Monday, September 18, 2006

ANALYSIS-Serbs invoke Bosnia breakup in bid to keep Kosovo

SARAJEVO, Sept 18 (Reuters) - Serbia is invoking the spectre of a breakup of neighbouring Bosnia before elections there, as it battles to block the independence of its southern province of Kosovo.

Bosnia's Serbs are talking of secession in the campaign for the Oct. 1 election because Serbia is using them as a lever, analysts and diplomats say.

"Belgrade has been using Bosnian Serbs in its bargaining, telling them to speak up and say they'll claim independence if Kosovo goes," said a Sarajevo-based diplomat.

Serbia opposes independence for its southern Kosovo province, run by the United Nations since NATO military force compelled Serbia to withdraw its forces in 1999 to end what the West said was Serbian ethnic cleansing during a guerrilla war.

The West opposes the breakup of Bosnia, a two-part state bolted together by Washington from the wreckage of the 1992-95 war under the Dayton Accords -- a deal that forced exhausted, ethnically-cleansed enemies into uneasy partnership.

Western diplomats predict Kosovo's two million ethnic Albanians, representing a 90 percent majority, will get independence by the end of the year, courtesy of the United Nations and against the will of Serbia if the Belgrade government does not change its stance.

More by innuendo than open threat, the Serbs are saying: amputate Kosovo and you can watch Bosnia fall apart too, as 1.4 million ethnic Serbs elect to part company with 2.6 million Muslim Bosniaks and ethnic Croats.
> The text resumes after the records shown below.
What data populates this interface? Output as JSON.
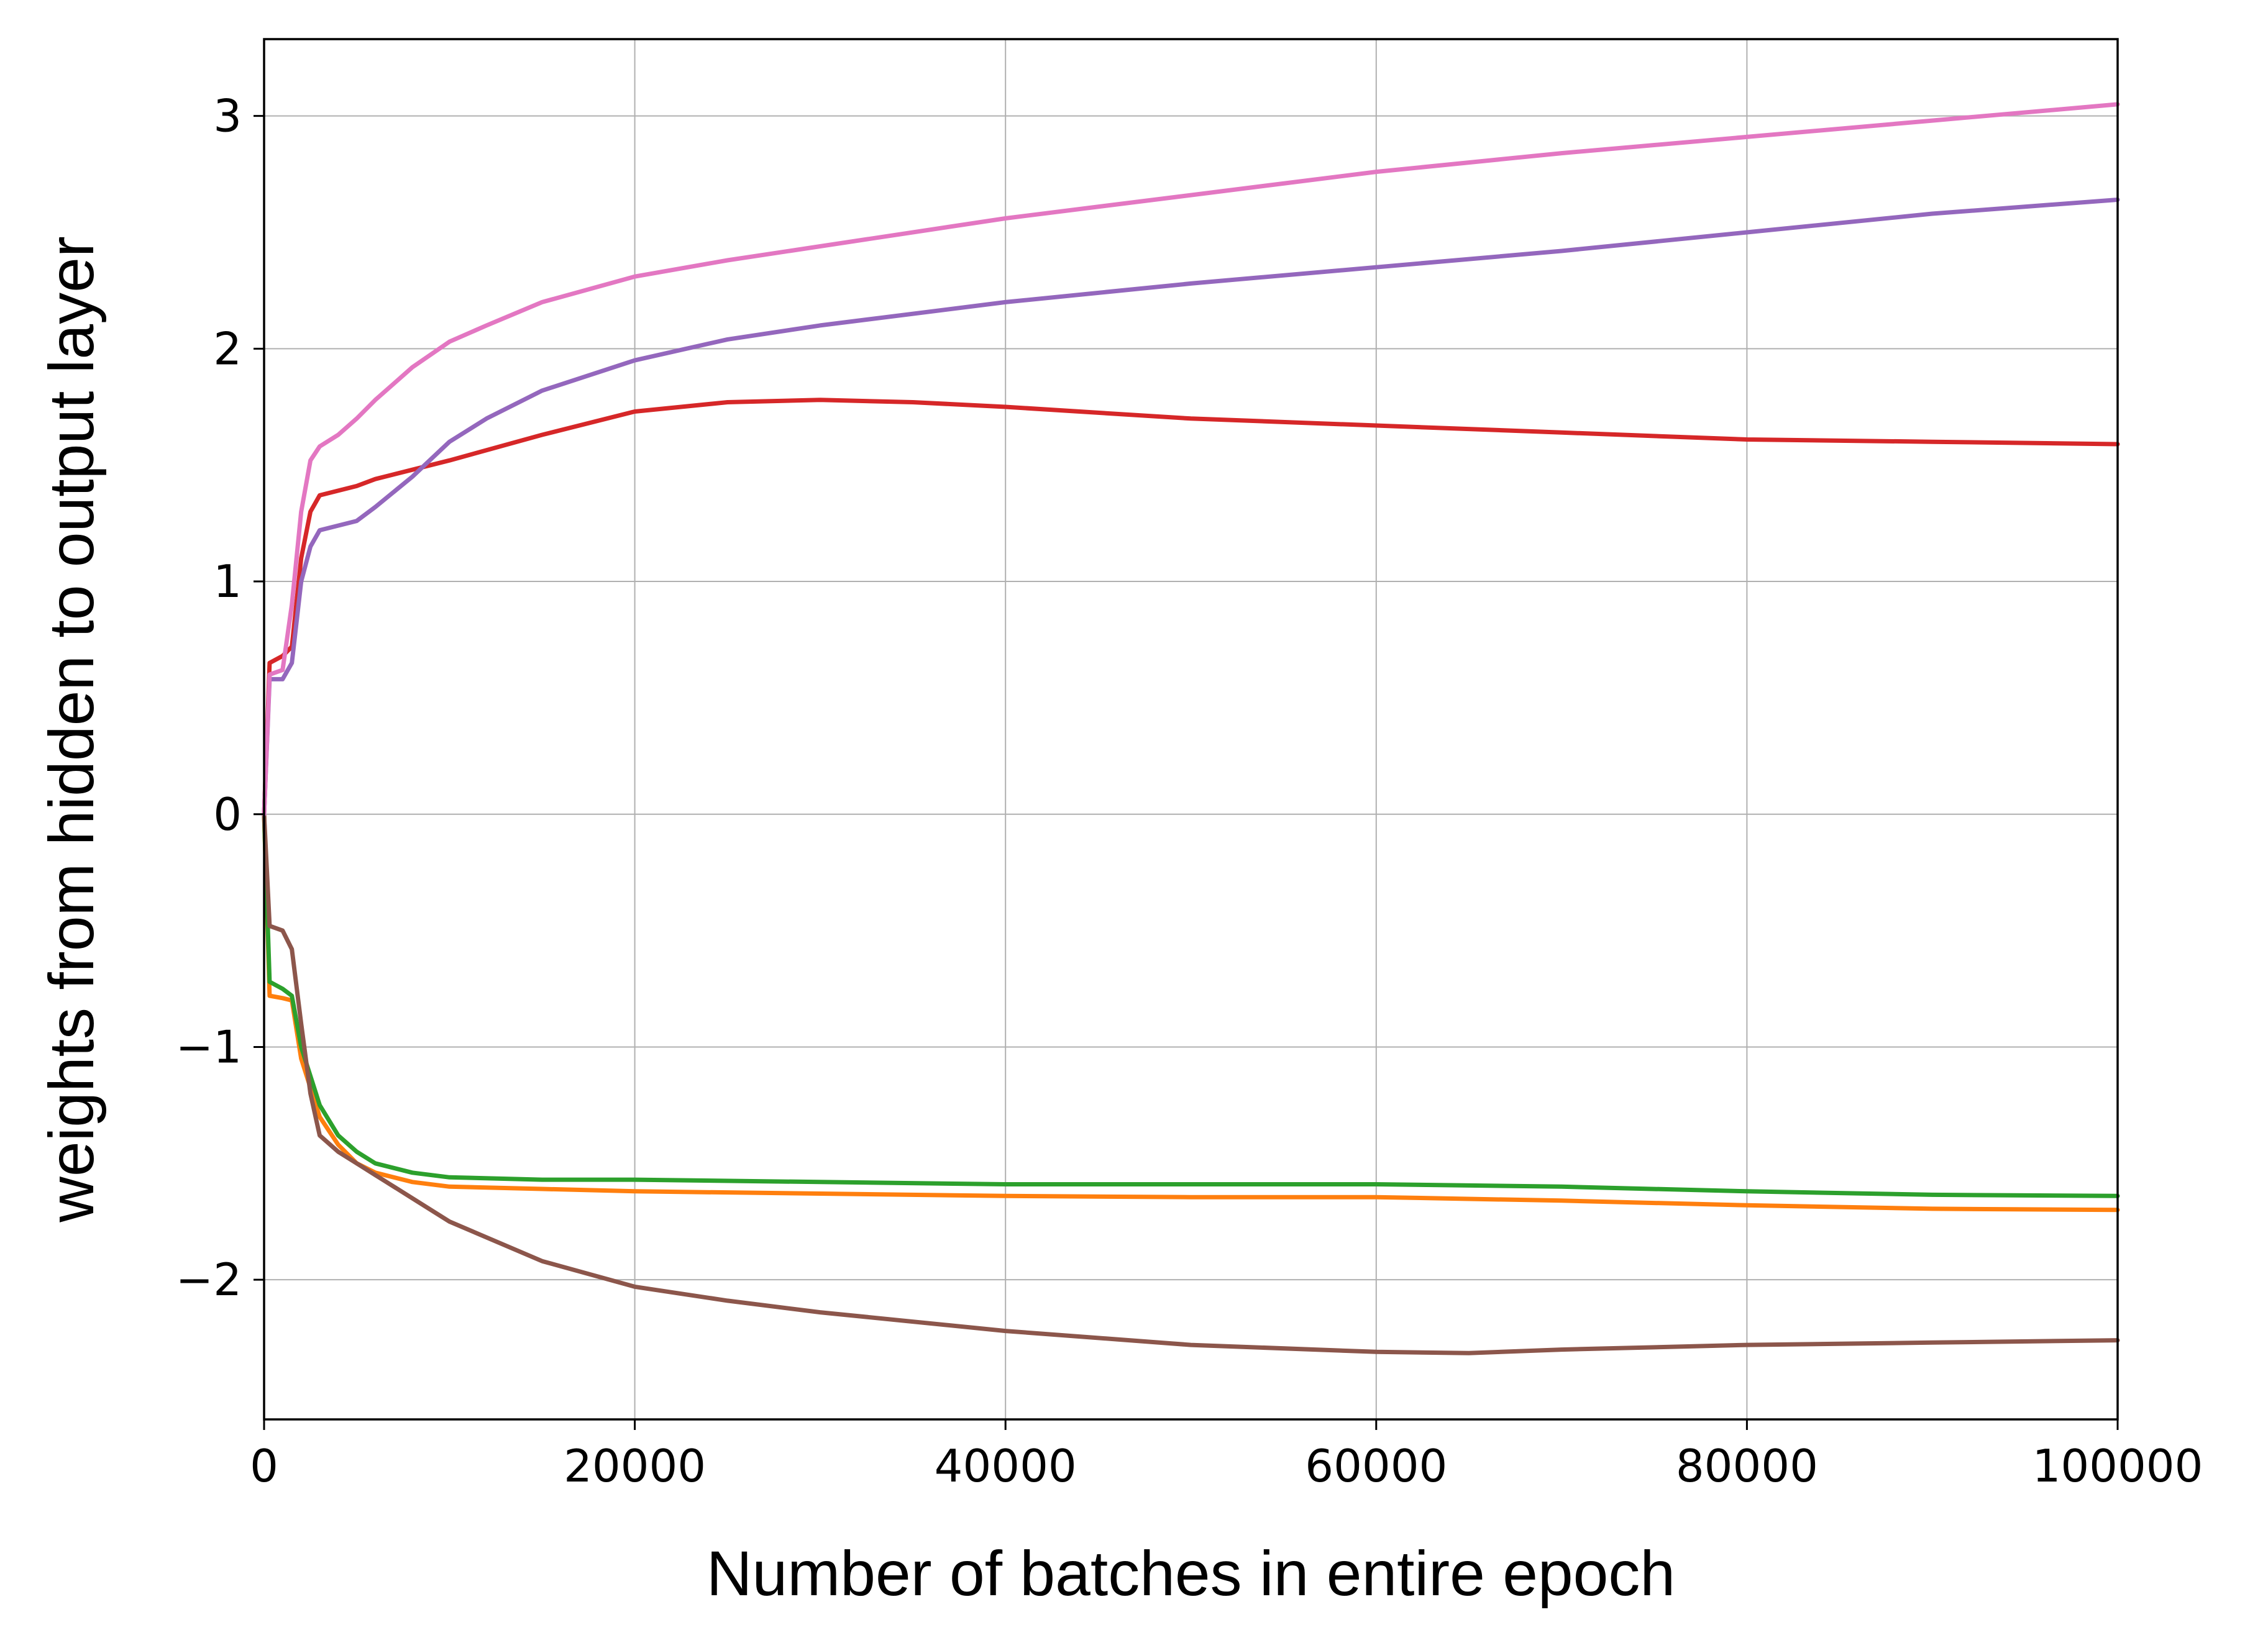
{
  "chart_data": {
    "type": "line",
    "title": "",
    "xlabel": "Number of batches in entire epoch",
    "ylabel": "weights from hidden to output layer",
    "xlim": [
      0,
      100000
    ],
    "ylim": [
      -2.6,
      3.33
    ],
    "xticks": [
      0,
      20000,
      40000,
      60000,
      80000,
      100000
    ],
    "xtick_labels": [
      "0",
      "20000",
      "40000",
      "60000",
      "80000",
      "100000"
    ],
    "yticks": [
      -2,
      -1,
      0,
      1,
      2,
      3
    ],
    "ytick_labels": [
      "−2",
      "−1",
      "0",
      "1",
      "2",
      "3"
    ],
    "grid": true,
    "legend": "none",
    "series": [
      {
        "color": "#ff7f0e",
        "points": [
          [
            0,
            0
          ],
          [
            300,
            -0.78
          ],
          [
            1000,
            -0.79
          ],
          [
            1500,
            -0.8
          ],
          [
            2000,
            -1.05
          ],
          [
            3000,
            -1.3
          ],
          [
            4000,
            -1.42
          ],
          [
            5000,
            -1.5
          ],
          [
            6000,
            -1.54
          ],
          [
            8000,
            -1.58
          ],
          [
            10000,
            -1.6
          ],
          [
            15000,
            -1.61
          ],
          [
            20000,
            -1.62
          ],
          [
            30000,
            -1.63
          ],
          [
            40000,
            -1.64
          ],
          [
            50000,
            -1.645
          ],
          [
            60000,
            -1.645
          ],
          [
            70000,
            -1.66
          ],
          [
            80000,
            -1.68
          ],
          [
            90000,
            -1.695
          ],
          [
            100000,
            -1.7
          ]
        ]
      },
      {
        "color": "#2ca02c",
        "points": [
          [
            0,
            0
          ],
          [
            300,
            -0.72
          ],
          [
            1000,
            -0.75
          ],
          [
            1500,
            -0.78
          ],
          [
            2000,
            -1.0
          ],
          [
            3000,
            -1.25
          ],
          [
            4000,
            -1.38
          ],
          [
            5000,
            -1.45
          ],
          [
            6000,
            -1.5
          ],
          [
            8000,
            -1.54
          ],
          [
            10000,
            -1.56
          ],
          [
            15000,
            -1.57
          ],
          [
            20000,
            -1.57
          ],
          [
            30000,
            -1.58
          ],
          [
            40000,
            -1.59
          ],
          [
            50000,
            -1.59
          ],
          [
            60000,
            -1.59
          ],
          [
            70000,
            -1.6
          ],
          [
            80000,
            -1.62
          ],
          [
            90000,
            -1.635
          ],
          [
            100000,
            -1.64
          ]
        ]
      },
      {
        "color": "#d62728",
        "points": [
          [
            0,
            0
          ],
          [
            300,
            0.65
          ],
          [
            1000,
            0.68
          ],
          [
            1500,
            0.72
          ],
          [
            2000,
            1.1
          ],
          [
            2500,
            1.3
          ],
          [
            3000,
            1.37
          ],
          [
            4000,
            1.39
          ],
          [
            5000,
            1.41
          ],
          [
            6000,
            1.44
          ],
          [
            8000,
            1.48
          ],
          [
            10000,
            1.52
          ],
          [
            15000,
            1.63
          ],
          [
            20000,
            1.73
          ],
          [
            25000,
            1.77
          ],
          [
            30000,
            1.78
          ],
          [
            35000,
            1.77
          ],
          [
            40000,
            1.75
          ],
          [
            50000,
            1.7
          ],
          [
            60000,
            1.67
          ],
          [
            70000,
            1.64
          ],
          [
            80000,
            1.61
          ],
          [
            90000,
            1.6
          ],
          [
            100000,
            1.59
          ]
        ]
      },
      {
        "color": "#9467bd",
        "points": [
          [
            0,
            0
          ],
          [
            300,
            0.58
          ],
          [
            1000,
            0.58
          ],
          [
            1500,
            0.65
          ],
          [
            2000,
            1.0
          ],
          [
            2500,
            1.15
          ],
          [
            3000,
            1.22
          ],
          [
            4000,
            1.24
          ],
          [
            5000,
            1.26
          ],
          [
            6000,
            1.32
          ],
          [
            8000,
            1.45
          ],
          [
            10000,
            1.6
          ],
          [
            12000,
            1.7
          ],
          [
            15000,
            1.82
          ],
          [
            20000,
            1.95
          ],
          [
            25000,
            2.04
          ],
          [
            30000,
            2.1
          ],
          [
            40000,
            2.2
          ],
          [
            50000,
            2.28
          ],
          [
            60000,
            2.35
          ],
          [
            70000,
            2.42
          ],
          [
            80000,
            2.5
          ],
          [
            90000,
            2.58
          ],
          [
            100000,
            2.64
          ]
        ]
      },
      {
        "color": "#8c564b",
        "points": [
          [
            0,
            0
          ],
          [
            300,
            -0.48
          ],
          [
            1000,
            -0.5
          ],
          [
            1500,
            -0.58
          ],
          [
            2000,
            -0.9
          ],
          [
            2500,
            -1.2
          ],
          [
            3000,
            -1.38
          ],
          [
            4000,
            -1.45
          ],
          [
            5000,
            -1.5
          ],
          [
            6000,
            -1.55
          ],
          [
            8000,
            -1.65
          ],
          [
            10000,
            -1.75
          ],
          [
            15000,
            -1.92
          ],
          [
            20000,
            -2.03
          ],
          [
            25000,
            -2.09
          ],
          [
            30000,
            -2.14
          ],
          [
            40000,
            -2.22
          ],
          [
            50000,
            -2.28
          ],
          [
            60000,
            -2.31
          ],
          [
            65000,
            -2.315
          ],
          [
            70000,
            -2.3
          ],
          [
            80000,
            -2.28
          ],
          [
            90000,
            -2.27
          ],
          [
            100000,
            -2.26
          ]
        ]
      },
      {
        "color": "#e377c2",
        "points": [
          [
            0,
            0
          ],
          [
            300,
            0.6
          ],
          [
            1000,
            0.62
          ],
          [
            1500,
            0.9
          ],
          [
            2000,
            1.3
          ],
          [
            2500,
            1.52
          ],
          [
            3000,
            1.58
          ],
          [
            4000,
            1.63
          ],
          [
            5000,
            1.7
          ],
          [
            6000,
            1.78
          ],
          [
            8000,
            1.92
          ],
          [
            10000,
            2.03
          ],
          [
            12000,
            2.1
          ],
          [
            15000,
            2.2
          ],
          [
            20000,
            2.31
          ],
          [
            25000,
            2.38
          ],
          [
            30000,
            2.44
          ],
          [
            40000,
            2.56
          ],
          [
            50000,
            2.66
          ],
          [
            60000,
            2.76
          ],
          [
            70000,
            2.84
          ],
          [
            80000,
            2.91
          ],
          [
            90000,
            2.98
          ],
          [
            100000,
            3.05
          ]
        ]
      }
    ]
  }
}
Legally, no party in Bosnia has the right to secede. But then neither does Kosovo, on paper.

"We are the guarantor of peace and the constitution in this state, and it is our responsibility that Bosnia's integrity remains intact," U.S. ambassador Douglas McElhaney told the Bosnian Serb daily Nezavisne Novine earlier this month.

"Anyone who brings into question this integrity should know that we do not forget," warned McElhaney, whose office issued a further statement on Monday saying "there will be no referendum ... and that is the official policy of the U.S. government".

GENIE OUT OF THE BOTTLE

Politically, however, there is at least a theoretical risk that a determined 'people's power' movement to demand an independence referendum could become hard to resist.

EU foreign ministers warned about inflammatory campaign rhetoric last Friday, after Bosnian Serb Prime Minister Milorad Dodik said Serbs "did not see their long-term future" in Bosnia.

Dodik warned secession would be an option if the Serb Republic were scrapped or lost its autonomy, as demanded by some Muslims and Croats who believe Bosnia can never become a unified state as long as half the country demands a separate identity.

Secession rhetoric frothed up in May after Montenegro voted to end ties to Serbia and declare an independent republic, now fully recognised and pursuing European Union membership.

Analysts say it was not surprising that Bosnian Serbs would envy the Montenegrin move and think of copying it, but it remains to be seen how genuine their threat really is.

Bosnia's international peace overseers say the separatist rhetoric is simply an ingredient in an unusually heated general election campaign, inflamed by the Serbs' defiant rejection of international demands to forge a single police force for Bosnia.

Senad Slatina of Sarajevo Center for European Integration Strategies (CEIS) says Dodik's talk can cut both ways. Besides pandering to secessionists, it wards off any threat to an ethnically exclusive Serb Republic.

"It is just a continuation of (Radovan) Karadzic's wartime policies," he said, referring to the fugitive Serb wartime leader wanted by the U.N. war crimes court on genocide charges.

"It is obvious that we are bracing for a very serious political crisis because of the Serbs' attitude," Slatina said.

Instead of completing a Stabilisation and Association Agreement (SAA) with the EU -- the first rung on the ladder to membership -- talks could be blocked by Dodik's opposition to the EU-sponsored police unification plan.

But polls show secession is popular, and Dodik may have let the genie out of the bottle, said Serb analyst Tanja Topic.

"I think he himself has been surprised with the response to all this and he has left himself very little space for manoeuvre. He's very close to the wall," said Topic.

"I think he knows he'll have to abandon this idea at a certain point. But we'll just have to wait and see."